The first time she ran away, with the help of a teacher, school director and a police official, she was kept for a few days at the local child consultation center. But she was returned home when her mother and stepfather demanded her back.
In 1994, the family moved to Tokyo, and after Miho began playing with a friend downstairs she ran away to her friend's family, who reported the problem to the local authorities. But she went back home soon after because the authorities declined to help her. When she tried to escape again, the child center recommended that she not be returned home. But since it had no legal authority to keep her, Kakuno was able to collect the child.
Then, after months of silence, a neighbor reported to a child center that Hiroki had been found one morning wandering near a large train station in muddy pajamas. Miho secretly had helped her brother escape.
The child consultation center ultimately protected Hiroki and called a lawyer who helped Mrs. Ishibashi sue her daughter for custody.
A year after Hiroki left, Miho escaped. She had spent many hours plotting. She had been to school, where she told her teachers about her plan, and then she went to a friend's house. She prepared clothes and a small bag and left it with them.
She had once tried to leave by the front door, but had been caught. This time, she tried the window from her third-floor room.

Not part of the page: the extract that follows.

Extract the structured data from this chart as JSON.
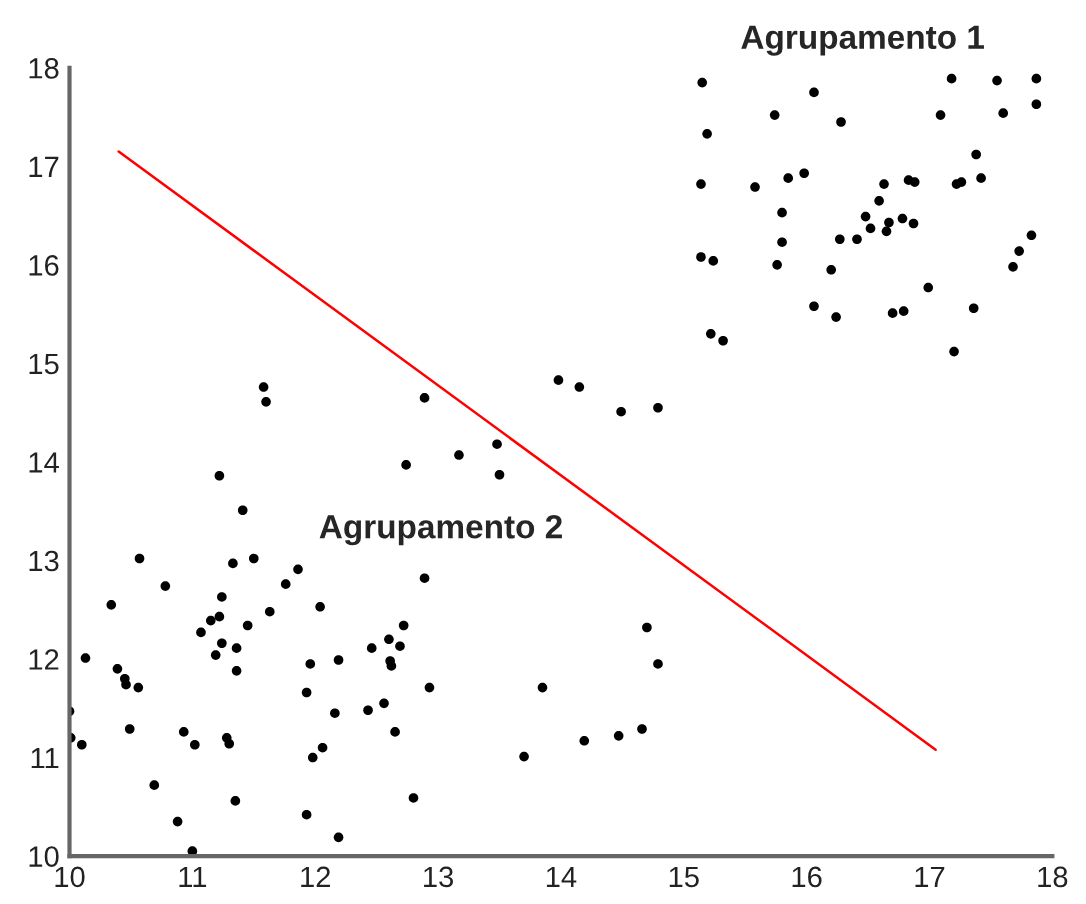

She piled up furniture in front of the window to climb out. She climbed sideways on the veranda to get to a hallway window, which she entered to go down the stairs. She took her in-line skates with her so that she could make a swift getaway over the hills
As she recalls the whole period of mistreatment, Miho gets a faraway look in her eyes, and it is clear that it still haunts her.
"When I first got here, I was a little worried," she said. "I worried about whether I can belong here, about whether I can survive here, and about what I should do if Dad or Mom and those kinds of people come here to get me."